Revalidation delay ‘welcome’

Revalidation delay ‘welcome’

PLANS to delay the rollout of revalidation have been welcomed by doctors’ groups.

The policy to regularly test doctors’ competence will now not come into force until at least 2012, health minister Andrew Lansley announced. He said he didn’t have “sufficient confidence” that the current plans allowed enough time for the pilot projects to run, and said they should be continued for another year.

Mr Lansley said he also wanted to “be able to assure doctors, employers and commissioners” that the proposals are proportionate. But there are no signs the minister plans to scrap the scheme entirely, as he said “'revalidation is something that the public expect their doctors to undertake”.

The move has received the backing of the Royal College of General Practitioners, the British Medical Association and the General Medical Council.

The BMA last month branded the plans “expensive and disproportionate” and said they would add to bureaucracy without eliminating incompetent doctors.

BMA chairman Dr Hamish Meldrum said: “The BMA is pleased that the Department of Health in England has echoed the concerns of many doctors that, for revalidation to work, it must be based on good evidence and ensure their confidence that what is being proposed is fair, proportionate and will support their professional desire to improve their practice

 "We, therefore, welcome the decision to extend the period of piloting for a further year and to make sure that the benefits are seen to be robust and achievable and the costs affordable, before a final decision is taken as to the timing and nature of any roll out of revalidation.”

RCGP chair Professor Steve Field said the success of revalidation depended on “appropriate clinical governance systems in primary care organisations across the UK, appropriate funding and a solution to the question of mediation.

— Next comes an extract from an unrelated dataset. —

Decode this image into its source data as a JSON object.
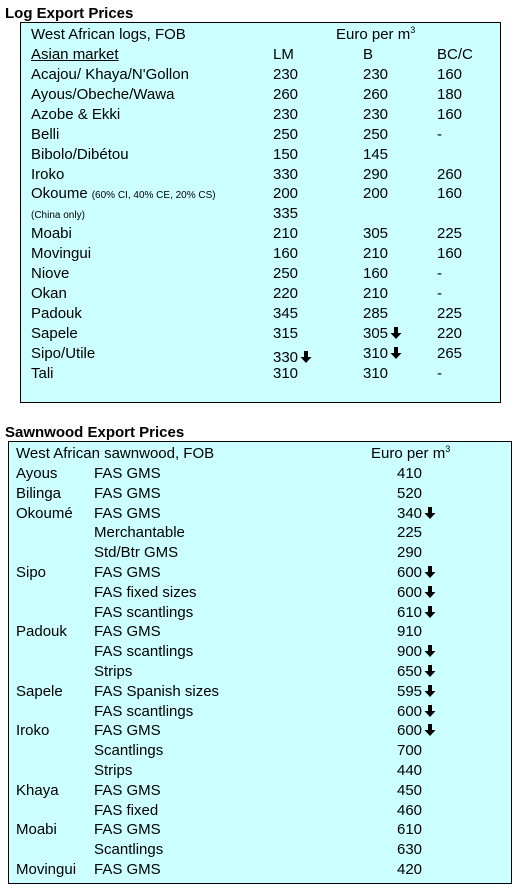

He added: “I support the secretary of state’s view that piloting should be extended so that we can learn more, particularly about costs, and how we can make this as bureaucracy-light as possible.”

GMC chair Professor Peter Rubin also welcomed the move, saying: “Like the Secretary of State, we believe patients expect this to happen and that, if implemented effectively, it will support all doctors in improving their practice. Revalidation… will be vital in helping doctors deliver high quality care.”